Au-delà de l’école, des conceptions proches se retrouvent dans la perception des populations ciblées par le travail social. Sous l’emprise grandissante des conceptions médico-sociales, se sont en effet développées des perceptions de la difficulté contribuant à naturaliser les « handicaps », y compris pour les populations victimes du chômage et de la précarité, et tout particulièrement les jeunes (Bodin, 2012).

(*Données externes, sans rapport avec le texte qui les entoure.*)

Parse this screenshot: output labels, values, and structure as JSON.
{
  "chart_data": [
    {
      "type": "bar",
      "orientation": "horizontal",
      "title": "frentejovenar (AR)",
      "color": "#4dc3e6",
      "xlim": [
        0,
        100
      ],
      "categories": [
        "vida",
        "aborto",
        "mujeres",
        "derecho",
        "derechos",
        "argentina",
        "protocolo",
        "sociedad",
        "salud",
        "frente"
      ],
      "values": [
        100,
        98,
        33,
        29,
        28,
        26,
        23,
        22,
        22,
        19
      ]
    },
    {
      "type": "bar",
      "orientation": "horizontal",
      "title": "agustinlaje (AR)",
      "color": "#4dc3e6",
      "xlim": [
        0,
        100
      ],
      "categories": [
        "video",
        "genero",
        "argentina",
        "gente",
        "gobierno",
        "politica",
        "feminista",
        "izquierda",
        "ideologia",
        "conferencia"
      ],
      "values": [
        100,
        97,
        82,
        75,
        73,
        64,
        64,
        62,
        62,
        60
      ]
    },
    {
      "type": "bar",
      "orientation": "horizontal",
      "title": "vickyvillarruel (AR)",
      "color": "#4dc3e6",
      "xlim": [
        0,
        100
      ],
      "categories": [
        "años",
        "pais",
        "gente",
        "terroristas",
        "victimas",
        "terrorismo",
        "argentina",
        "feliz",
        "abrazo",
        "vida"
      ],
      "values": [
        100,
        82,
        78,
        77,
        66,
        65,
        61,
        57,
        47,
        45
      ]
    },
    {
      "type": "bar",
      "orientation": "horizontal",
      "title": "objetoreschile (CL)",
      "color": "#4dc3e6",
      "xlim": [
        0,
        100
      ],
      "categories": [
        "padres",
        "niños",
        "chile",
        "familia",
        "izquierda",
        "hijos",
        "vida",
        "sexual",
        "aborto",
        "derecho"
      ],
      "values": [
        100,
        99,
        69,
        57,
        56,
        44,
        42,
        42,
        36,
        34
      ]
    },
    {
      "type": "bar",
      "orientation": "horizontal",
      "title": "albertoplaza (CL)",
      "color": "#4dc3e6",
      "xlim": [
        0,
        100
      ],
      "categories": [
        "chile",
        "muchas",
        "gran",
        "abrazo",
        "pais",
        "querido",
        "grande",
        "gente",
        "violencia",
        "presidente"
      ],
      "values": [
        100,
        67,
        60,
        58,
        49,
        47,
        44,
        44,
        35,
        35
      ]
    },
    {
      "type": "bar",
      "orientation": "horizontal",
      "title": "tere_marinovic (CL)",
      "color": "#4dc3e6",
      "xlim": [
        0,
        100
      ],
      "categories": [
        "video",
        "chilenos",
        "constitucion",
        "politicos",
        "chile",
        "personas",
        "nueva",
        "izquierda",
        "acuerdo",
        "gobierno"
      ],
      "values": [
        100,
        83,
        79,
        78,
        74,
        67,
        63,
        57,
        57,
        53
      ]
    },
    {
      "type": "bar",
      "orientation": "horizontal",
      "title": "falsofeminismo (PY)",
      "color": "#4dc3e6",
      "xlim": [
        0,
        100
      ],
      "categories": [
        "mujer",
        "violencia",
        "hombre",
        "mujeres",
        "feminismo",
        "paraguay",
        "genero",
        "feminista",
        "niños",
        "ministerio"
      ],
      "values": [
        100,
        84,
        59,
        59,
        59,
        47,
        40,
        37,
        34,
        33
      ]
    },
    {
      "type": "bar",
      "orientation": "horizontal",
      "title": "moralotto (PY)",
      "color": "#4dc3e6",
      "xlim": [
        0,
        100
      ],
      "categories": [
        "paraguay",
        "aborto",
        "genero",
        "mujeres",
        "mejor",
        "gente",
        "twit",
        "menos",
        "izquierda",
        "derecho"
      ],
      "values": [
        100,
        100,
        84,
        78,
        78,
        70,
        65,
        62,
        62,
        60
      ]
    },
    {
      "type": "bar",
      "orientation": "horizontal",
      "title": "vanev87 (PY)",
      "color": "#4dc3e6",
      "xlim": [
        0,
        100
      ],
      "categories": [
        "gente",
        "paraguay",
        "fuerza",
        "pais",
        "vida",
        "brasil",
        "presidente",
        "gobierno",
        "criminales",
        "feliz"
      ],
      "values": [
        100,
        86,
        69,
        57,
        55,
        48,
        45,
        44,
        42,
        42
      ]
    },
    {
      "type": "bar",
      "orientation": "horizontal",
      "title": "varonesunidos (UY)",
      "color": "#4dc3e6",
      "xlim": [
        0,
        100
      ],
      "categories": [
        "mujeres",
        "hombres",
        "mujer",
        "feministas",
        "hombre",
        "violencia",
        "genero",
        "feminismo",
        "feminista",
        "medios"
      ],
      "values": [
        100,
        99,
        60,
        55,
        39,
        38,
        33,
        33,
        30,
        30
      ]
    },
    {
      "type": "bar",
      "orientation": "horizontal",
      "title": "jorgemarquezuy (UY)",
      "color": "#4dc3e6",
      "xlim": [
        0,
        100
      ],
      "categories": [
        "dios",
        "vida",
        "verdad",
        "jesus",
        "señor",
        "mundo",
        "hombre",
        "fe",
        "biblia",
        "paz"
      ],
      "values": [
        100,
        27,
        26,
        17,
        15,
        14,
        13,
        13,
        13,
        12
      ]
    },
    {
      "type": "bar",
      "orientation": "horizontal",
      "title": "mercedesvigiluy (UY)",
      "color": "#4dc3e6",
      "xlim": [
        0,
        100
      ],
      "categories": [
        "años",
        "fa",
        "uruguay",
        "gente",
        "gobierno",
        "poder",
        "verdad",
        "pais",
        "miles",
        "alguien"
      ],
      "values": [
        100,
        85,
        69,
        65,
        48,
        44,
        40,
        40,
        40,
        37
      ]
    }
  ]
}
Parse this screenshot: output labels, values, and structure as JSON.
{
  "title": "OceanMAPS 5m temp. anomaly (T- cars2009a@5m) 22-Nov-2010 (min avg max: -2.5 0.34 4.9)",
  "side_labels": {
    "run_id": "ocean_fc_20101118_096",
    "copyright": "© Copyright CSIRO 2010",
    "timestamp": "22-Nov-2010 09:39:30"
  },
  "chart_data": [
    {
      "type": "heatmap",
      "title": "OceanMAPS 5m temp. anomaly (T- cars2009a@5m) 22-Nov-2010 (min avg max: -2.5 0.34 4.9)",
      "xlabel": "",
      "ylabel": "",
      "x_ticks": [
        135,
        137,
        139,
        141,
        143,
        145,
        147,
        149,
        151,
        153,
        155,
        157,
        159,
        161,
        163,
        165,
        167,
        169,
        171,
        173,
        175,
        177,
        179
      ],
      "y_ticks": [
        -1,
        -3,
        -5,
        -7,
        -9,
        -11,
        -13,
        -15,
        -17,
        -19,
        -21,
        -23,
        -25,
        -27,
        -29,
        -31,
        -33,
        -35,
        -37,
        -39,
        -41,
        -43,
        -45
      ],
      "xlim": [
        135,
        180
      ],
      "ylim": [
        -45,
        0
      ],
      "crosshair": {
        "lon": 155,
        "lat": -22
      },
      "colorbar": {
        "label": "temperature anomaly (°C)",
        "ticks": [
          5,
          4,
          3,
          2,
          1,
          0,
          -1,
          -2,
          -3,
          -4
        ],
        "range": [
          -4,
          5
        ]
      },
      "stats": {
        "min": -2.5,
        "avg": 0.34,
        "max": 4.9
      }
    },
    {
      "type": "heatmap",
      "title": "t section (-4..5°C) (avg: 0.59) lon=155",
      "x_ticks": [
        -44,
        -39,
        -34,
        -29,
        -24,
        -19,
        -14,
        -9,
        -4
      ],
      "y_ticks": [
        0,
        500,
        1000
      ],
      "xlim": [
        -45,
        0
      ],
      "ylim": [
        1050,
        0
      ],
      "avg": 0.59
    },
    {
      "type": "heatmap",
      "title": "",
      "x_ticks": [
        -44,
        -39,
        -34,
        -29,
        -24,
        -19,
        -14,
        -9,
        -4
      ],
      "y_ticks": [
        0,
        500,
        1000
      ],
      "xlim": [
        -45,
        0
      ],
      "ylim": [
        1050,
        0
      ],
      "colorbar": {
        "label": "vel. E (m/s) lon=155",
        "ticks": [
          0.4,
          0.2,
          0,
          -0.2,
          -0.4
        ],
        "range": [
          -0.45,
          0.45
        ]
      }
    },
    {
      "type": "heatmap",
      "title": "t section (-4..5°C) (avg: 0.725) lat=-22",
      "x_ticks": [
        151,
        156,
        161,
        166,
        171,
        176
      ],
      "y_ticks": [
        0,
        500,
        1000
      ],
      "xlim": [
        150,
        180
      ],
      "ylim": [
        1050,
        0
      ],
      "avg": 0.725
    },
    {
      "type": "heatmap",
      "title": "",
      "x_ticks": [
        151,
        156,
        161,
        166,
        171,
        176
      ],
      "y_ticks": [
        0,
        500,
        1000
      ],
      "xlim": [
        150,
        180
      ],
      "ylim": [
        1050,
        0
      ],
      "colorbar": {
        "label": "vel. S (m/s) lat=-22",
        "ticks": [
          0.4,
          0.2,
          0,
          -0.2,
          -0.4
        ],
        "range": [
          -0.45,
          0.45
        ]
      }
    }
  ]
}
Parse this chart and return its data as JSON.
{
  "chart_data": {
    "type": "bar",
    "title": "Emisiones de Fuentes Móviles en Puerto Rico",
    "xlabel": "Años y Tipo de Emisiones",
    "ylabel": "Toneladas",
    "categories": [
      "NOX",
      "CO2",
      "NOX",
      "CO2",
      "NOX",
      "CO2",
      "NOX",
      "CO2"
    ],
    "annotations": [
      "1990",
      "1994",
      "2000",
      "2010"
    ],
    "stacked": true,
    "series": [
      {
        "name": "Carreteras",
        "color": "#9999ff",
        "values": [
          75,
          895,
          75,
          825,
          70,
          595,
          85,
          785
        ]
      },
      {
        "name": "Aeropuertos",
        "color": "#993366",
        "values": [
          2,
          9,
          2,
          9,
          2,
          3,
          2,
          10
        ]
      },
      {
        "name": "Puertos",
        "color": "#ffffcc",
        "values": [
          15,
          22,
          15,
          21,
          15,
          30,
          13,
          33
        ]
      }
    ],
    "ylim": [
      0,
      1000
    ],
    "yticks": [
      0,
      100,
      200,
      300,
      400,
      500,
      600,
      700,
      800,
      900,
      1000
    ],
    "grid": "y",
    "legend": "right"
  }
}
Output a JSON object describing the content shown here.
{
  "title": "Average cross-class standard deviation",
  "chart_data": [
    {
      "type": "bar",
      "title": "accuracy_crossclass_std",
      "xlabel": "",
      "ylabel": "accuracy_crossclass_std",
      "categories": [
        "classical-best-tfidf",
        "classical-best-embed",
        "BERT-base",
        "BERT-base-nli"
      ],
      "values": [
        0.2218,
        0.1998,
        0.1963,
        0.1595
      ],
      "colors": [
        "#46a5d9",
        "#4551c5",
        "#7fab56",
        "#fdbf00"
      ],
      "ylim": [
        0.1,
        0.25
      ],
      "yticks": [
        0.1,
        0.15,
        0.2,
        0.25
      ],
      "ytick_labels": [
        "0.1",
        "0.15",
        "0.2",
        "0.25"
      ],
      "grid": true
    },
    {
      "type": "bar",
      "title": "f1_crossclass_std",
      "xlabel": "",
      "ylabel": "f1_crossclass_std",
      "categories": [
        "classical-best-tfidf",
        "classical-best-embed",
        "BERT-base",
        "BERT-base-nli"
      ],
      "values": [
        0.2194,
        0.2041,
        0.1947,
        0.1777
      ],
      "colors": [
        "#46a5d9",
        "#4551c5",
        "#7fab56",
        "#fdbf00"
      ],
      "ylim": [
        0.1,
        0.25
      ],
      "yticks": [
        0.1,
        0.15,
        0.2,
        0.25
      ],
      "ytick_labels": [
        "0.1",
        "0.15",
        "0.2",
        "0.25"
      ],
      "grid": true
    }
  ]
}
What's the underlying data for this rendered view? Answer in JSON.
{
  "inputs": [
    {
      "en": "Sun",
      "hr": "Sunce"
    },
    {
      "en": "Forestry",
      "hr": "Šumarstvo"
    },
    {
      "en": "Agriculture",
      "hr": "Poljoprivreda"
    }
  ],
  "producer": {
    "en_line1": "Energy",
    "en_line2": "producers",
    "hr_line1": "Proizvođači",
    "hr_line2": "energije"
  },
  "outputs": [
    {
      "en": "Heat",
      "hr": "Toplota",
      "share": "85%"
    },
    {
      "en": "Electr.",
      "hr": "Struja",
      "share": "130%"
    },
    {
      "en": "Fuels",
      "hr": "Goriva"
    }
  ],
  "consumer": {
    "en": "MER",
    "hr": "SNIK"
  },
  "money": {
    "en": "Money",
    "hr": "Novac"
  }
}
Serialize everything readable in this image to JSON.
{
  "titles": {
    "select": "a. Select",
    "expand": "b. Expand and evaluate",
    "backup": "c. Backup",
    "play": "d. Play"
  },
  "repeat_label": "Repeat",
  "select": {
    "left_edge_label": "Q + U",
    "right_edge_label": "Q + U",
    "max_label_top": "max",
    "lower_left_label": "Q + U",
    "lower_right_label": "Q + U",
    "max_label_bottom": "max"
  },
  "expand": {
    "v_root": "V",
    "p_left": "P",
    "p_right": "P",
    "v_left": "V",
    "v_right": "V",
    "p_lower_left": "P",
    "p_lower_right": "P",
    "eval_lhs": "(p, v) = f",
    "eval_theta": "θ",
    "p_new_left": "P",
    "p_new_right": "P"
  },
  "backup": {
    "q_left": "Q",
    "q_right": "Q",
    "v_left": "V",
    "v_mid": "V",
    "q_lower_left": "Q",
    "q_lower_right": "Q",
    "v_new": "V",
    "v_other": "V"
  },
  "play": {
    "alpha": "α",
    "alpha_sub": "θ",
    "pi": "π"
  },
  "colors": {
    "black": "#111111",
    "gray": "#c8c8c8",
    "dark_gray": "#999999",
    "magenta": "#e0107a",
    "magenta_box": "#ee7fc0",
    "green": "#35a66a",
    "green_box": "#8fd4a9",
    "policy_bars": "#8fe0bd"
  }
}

Croisant les analyses issues de la sociologie de l’éducation et de la sociologie de la jeunesse, la semi-plénière visera à faire parler et discuter les intervenants sur les raisons de la montée en puissance du diagnostic médical et psychologique à l’école contre le diagnostic sociologique, sur les acteurs de la médicalisation de l’échec et de la réussite scolaire, et sur les conséquences politiques et sociales de ces évolutions. Cette semi-plénière vise à éclairer les processus de dénaturalisation opérés par la sociologie dans les champs de l’éducation et de la jeunesse.